The controls, footpegs, handlebar and plastic on the KTM are all top notch stuff. The brake and clutch levers are easily adjustable, even on the fly. Shifter and brake pedal are made from aluminum and adjustable for height too. Getting to the air filter is tool-less and simple. Oil changes are a one bolt affair, three if you need to replace the oil filter as the skid plate comes off without tools. Handguards are a nice touch for keeping the branches and sticks off the hands. Stock tires are a Maxxis enduro that wear faster than most Maxxis tires we are use to here in the US. They work OK for the first 300 miles then you’ll be ready for your favorite tires to replace them.
The street legal stuff like blinkers and especially the license plate holder do not just fly off on the first bump like they use to. It takes a real crash or a solid rubbing against a rock or tree to break the rear blinkers.

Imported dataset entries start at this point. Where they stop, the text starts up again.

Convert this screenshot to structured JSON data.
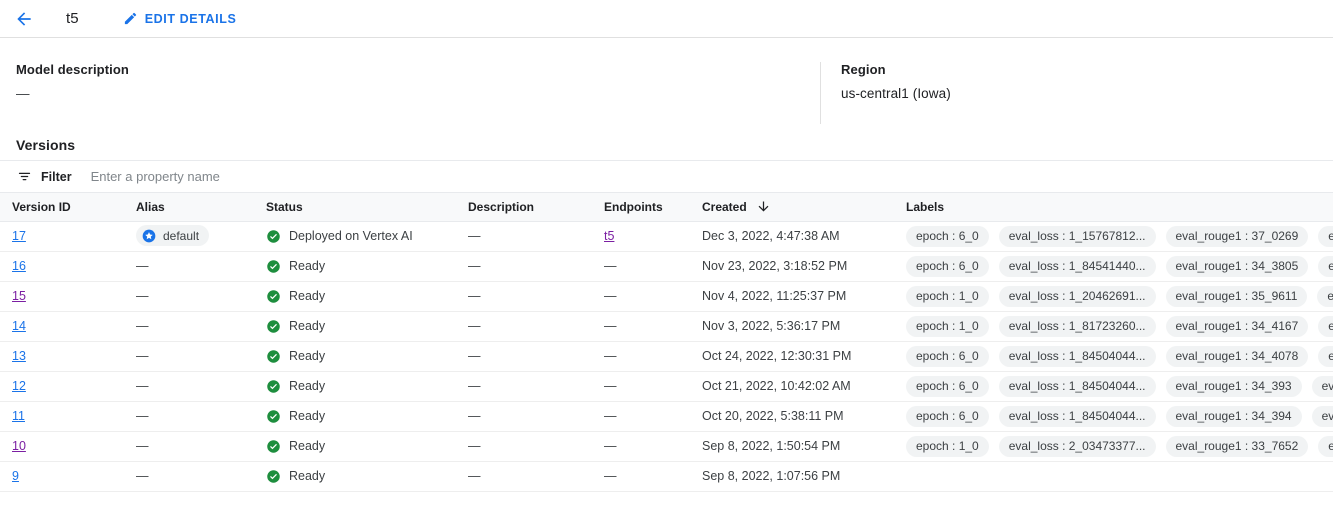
{
  "topbar": {
    "back_icon": "arrow-back-icon",
    "title": "t5",
    "edit_label": "EDIT DETAILS",
    "edit_icon": "pencil-icon",
    "accent": "#1a73e8"
  },
  "summary": {
    "description_label": "Model description",
    "description_value": "—",
    "region_label": "Region",
    "region_value": "us-central1 (Iowa)"
  },
  "versions_section": {
    "title": "Versions",
    "filter": {
      "icon": "filter-icon",
      "label": "Filter",
      "placeholder": "Enter a property name",
      "value": ""
    },
    "columns": [
      {
        "label": "Version ID",
        "muted": false
      },
      {
        "label": "Alias",
        "muted": false
      },
      {
        "label": "Status",
        "muted": false
      },
      {
        "label": "Description",
        "muted": false
      },
      {
        "label": "Endpoints",
        "muted": true
      },
      {
        "label": "Created",
        "muted": false
      },
      {
        "label": "Labels",
        "muted": true
      }
    ],
    "sort": {
      "column": "Created",
      "direction": "desc",
      "icon": "arrow-down-icon"
    },
    "rows": [
      {
        "version_id": "17",
        "visited": false,
        "alias": "default",
        "alias_is_chip": true,
        "alias_icon": "star-circle-icon",
        "status": "Deployed on Vertex AI",
        "status_icon": "check-circle-icon",
        "description": "—",
        "endpoint": "t5",
        "endpoint_is_link": true,
        "endpoint_visited": true,
        "created": "Dec 3, 2022, 4:47:38 AM",
        "labels": [
          "epoch : 6_0",
          "eval_loss : 1_15767812...",
          "eval_rouge1 : 37_0269",
          "eval"
        ]
      },
      {
        "version_id": "16",
        "visited": false,
        "alias": "—",
        "alias_is_chip": false,
        "status": "Ready",
        "status_icon": "check-circle-icon",
        "description": "—",
        "endpoint": "—",
        "endpoint_is_link": false,
        "created": "Nov 23, 2022, 3:18:52 PM",
        "labels": [
          "epoch : 6_0",
          "eval_loss : 1_84541440...",
          "eval_rouge1 : 34_3805",
          "eval"
        ]
      },
      {
        "version_id": "15",
        "visited": true,
        "alias": "—",
        "alias_is_chip": false,
        "status": "Ready",
        "status_icon": "check-circle-icon",
        "description": "—",
        "endpoint": "—",
        "endpoint_is_link": false,
        "created": "Nov 4, 2022, 11:25:37 PM",
        "labels": [
          "epoch : 1_0",
          "eval_loss : 1_20462691...",
          "eval_rouge1 : 35_9611",
          "eval"
        ]
      },
      {
        "version_id": "14",
        "visited": false,
        "alias": "—",
        "alias_is_chip": false,
        "status": "Ready",
        "status_icon": "check-circle-icon",
        "description": "—",
        "endpoint": "—",
        "endpoint_is_link": false,
        "created": "Nov 3, 2022, 5:36:17 PM",
        "labels": [
          "epoch : 1_0",
          "eval_loss : 1_81723260...",
          "eval_rouge1 : 34_4167",
          "eval"
        ]
      },
      {
        "version_id": "13",
        "visited": false,
        "alias": "—",
        "alias_is_chip": false,
        "status": "Ready",
        "status_icon": "check-circle-icon",
        "description": "—",
        "endpoint": "—",
        "endpoint_is_link": false,
        "created": "Oct 24, 2022, 12:30:31 PM",
        "labels": [
          "epoch : 6_0",
          "eval_loss : 1_84504044...",
          "eval_rouge1 : 34_4078",
          "eval"
        ]
      },
      {
        "version_id": "12",
        "visited": false,
        "alias": "—",
        "alias_is_chip": false,
        "status": "Ready",
        "status_icon": "check-circle-icon",
        "description": "—",
        "endpoint": "—",
        "endpoint_is_link": false,
        "created": "Oct 21, 2022, 10:42:02 AM",
        "labels": [
          "epoch : 6_0",
          "eval_loss : 1_84504044...",
          "eval_rouge1 : 34_393",
          "eval_"
        ]
      },
      {
        "version_id": "11",
        "visited": false,
        "alias": "—",
        "alias_is_chip": false,
        "status": "Ready",
        "status_icon": "check-circle-icon",
        "description": "—",
        "endpoint": "—",
        "endpoint_is_link": false,
        "created": "Oct 20, 2022, 5:38:11 PM",
        "labels": [
          "epoch : 6_0",
          "eval_loss : 1_84504044...",
          "eval_rouge1 : 34_394",
          "eval_"
        ]
      },
      {
        "version_id": "10",
        "visited": true,
        "alias": "—",
        "alias_is_chip": false,
        "status": "Ready",
        "status_icon": "check-circle-icon",
        "description": "—",
        "endpoint": "—",
        "endpoint_is_link": false,
        "created": "Sep 8, 2022, 1:50:54 PM",
        "labels": [
          "epoch : 1_0",
          "eval_loss : 2_03473377...",
          "eval_rouge1 : 33_7652",
          "eva"
        ]
      },
      {
        "version_id": "9",
        "visited": false,
        "alias": "—",
        "alias_is_chip": false,
        "status": "Ready",
        "status_icon": "check-circle-icon",
        "description": "—",
        "endpoint": "—",
        "endpoint_is_link": false,
        "created": "Sep 8, 2022, 1:07:56 PM",
        "labels": []
      }
    ]
  },
  "colors": {
    "link_blue": "#1a73e8",
    "link_visited": "#7b1fa2",
    "status_green": "#1e8e3e",
    "chip_bg": "#f1f3f4",
    "header_bg": "#f8f9fa"
  }
}
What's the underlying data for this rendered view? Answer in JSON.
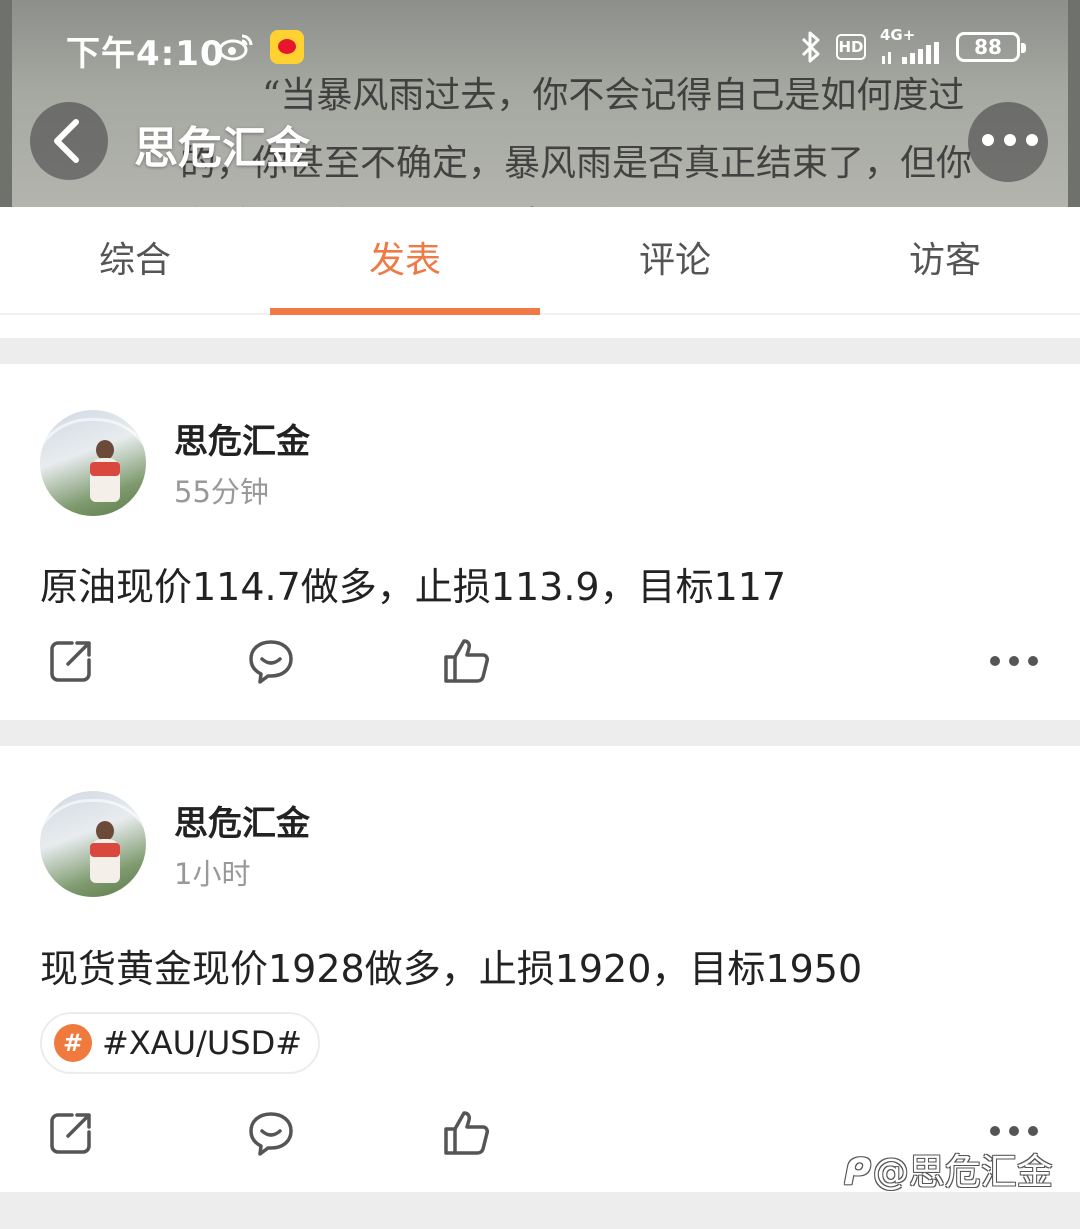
{
  "status_bar": {
    "time": "下午4:10",
    "network_label": "4G+",
    "hd_label": "HD",
    "battery": "88"
  },
  "header": {
    "title": "思危汇金",
    "background_text": [
      "“当暴风雨过去，你不会记得自己是如何度过",
      "的，你甚至不确定，暴风雨是否真正结束了，但你",
      "知道你已经不再是原来那个人了"
    ]
  },
  "tabs": [
    {
      "label": "综合",
      "active": false
    },
    {
      "label": "发表",
      "active": true
    },
    {
      "label": "评论",
      "active": false
    },
    {
      "label": "访客",
      "active": false
    }
  ],
  "posts": [
    {
      "author": "思危汇金",
      "time": "55分钟",
      "content": "原油现价114.7做多，止损113.9，目标117"
    },
    {
      "author": "思危汇金",
      "time": "1小时",
      "content": "现货黄金现价1928做多，止损1920，目标1950",
      "topic": "#XAU/USD#",
      "topic_badge": "#"
    }
  ],
  "watermark": {
    "text": "@思危汇金"
  },
  "colors": {
    "accent": "#ef7a46",
    "divider": "#ededed",
    "muted_text": "#999999",
    "icon": "#555555"
  },
  "icons": [
    "back-icon",
    "weibo-icon",
    "bluetooth-icon",
    "signal-icon",
    "battery-icon",
    "share-icon",
    "comment-icon",
    "like-icon",
    "more-icon"
  ]
}
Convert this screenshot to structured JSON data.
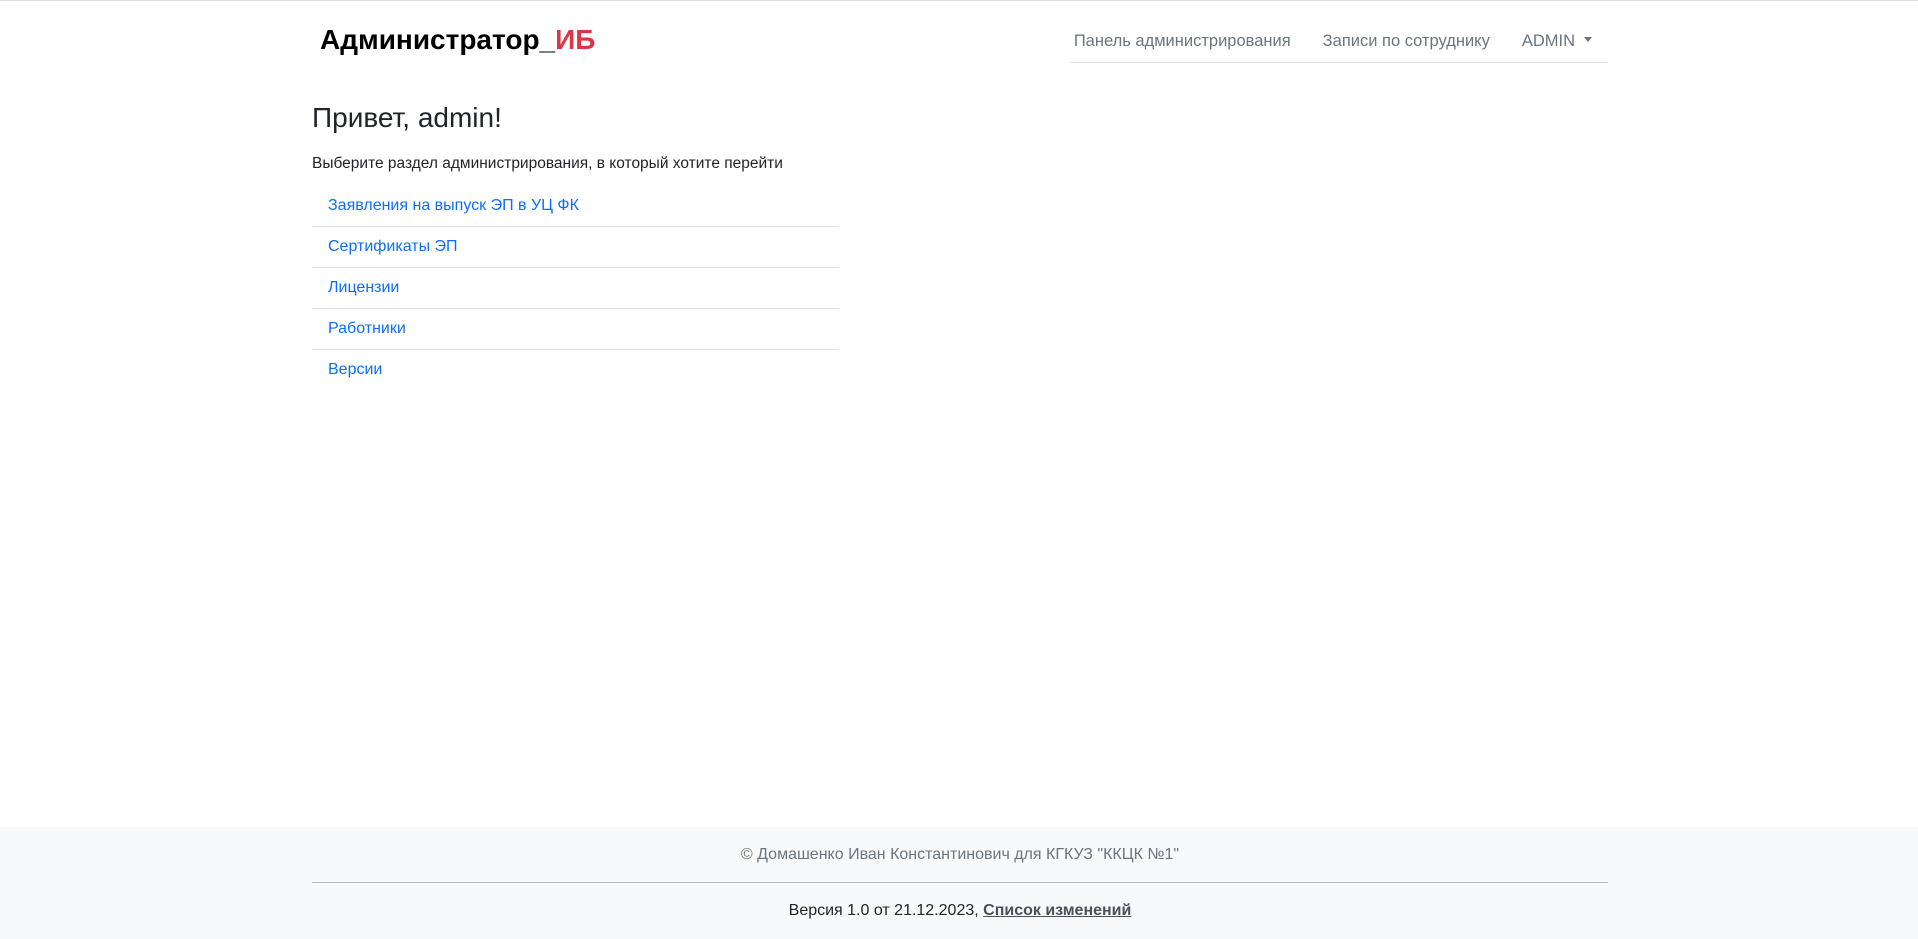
{
  "header": {
    "brand_main": "Администратор_",
    "brand_accent": "ИБ",
    "nav": {
      "admin_panel": "Панель администрирования",
      "employee_records": "Записи по сотруднику",
      "user_menu": "ADMIN"
    }
  },
  "main": {
    "greeting": "Привет, admin!",
    "subtitle": "Выберите раздел администрирования, в который хотите перейти",
    "sections": [
      {
        "label": "Заявления на выпуск ЭП в УЦ ФК"
      },
      {
        "label": "Сертификаты ЭП"
      },
      {
        "label": "Лицензии"
      },
      {
        "label": "Работники"
      },
      {
        "label": "Версии"
      }
    ]
  },
  "footer": {
    "copyright": "© Домашенко Иван Константинович для КГКУЗ \"ККЦК №1\"",
    "version_text": "Версия 1.0 от 21.12.2023, ",
    "changelog_link": "Список изменений"
  },
  "colors": {
    "accent": "#dc3545",
    "link": "#0d6efd",
    "footer_bg": "#f8f9fa"
  },
  "icons": {
    "user_menu_caret": "caret-down-icon"
  }
}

And in years of use we’ve yet to suck a license plate into the wheel on this design. The headlight will get you in at night but it isn’t very strong, especially with some of the aftermarket LED systems out there changing the game. The ignition key is mounted next to the front fork and it seems like it will get smashed off but we have not had that happen yet. The biggest issue is interference with tie straps when loading the bike.
There is a reason the KTM 500EXC has been voted best dual-sport bike of the year by just about every outlet giving such an award. Or just plain bike of the yea--outright. There really isn’t a motorcycle this versatile and so good at being a trail bike in general. It isn’t cheap, we know dealers are getting $11,000 all day long for these, if they have them at all. We tested this bike completely standard, box stock and were not let down one bit. There was no need to make any changes but knowing the potential small changes can have on this bike make it an even better machine.
You could take this bike, stock and ride at a motocross track. You could ride the same bike from Mexico to Canada on and off-road. There is a ton of aftermarket support for the 500EXC so it is possible to morph the bike into anything you’d need. So if you are thinking about a KTM 500EXC you are making a great choice, because the bike is so well rounded and good at everything. We know there is an all-new version for 2017 but that does not take anything away from what this bike already is. And it will be hard to make it that much better.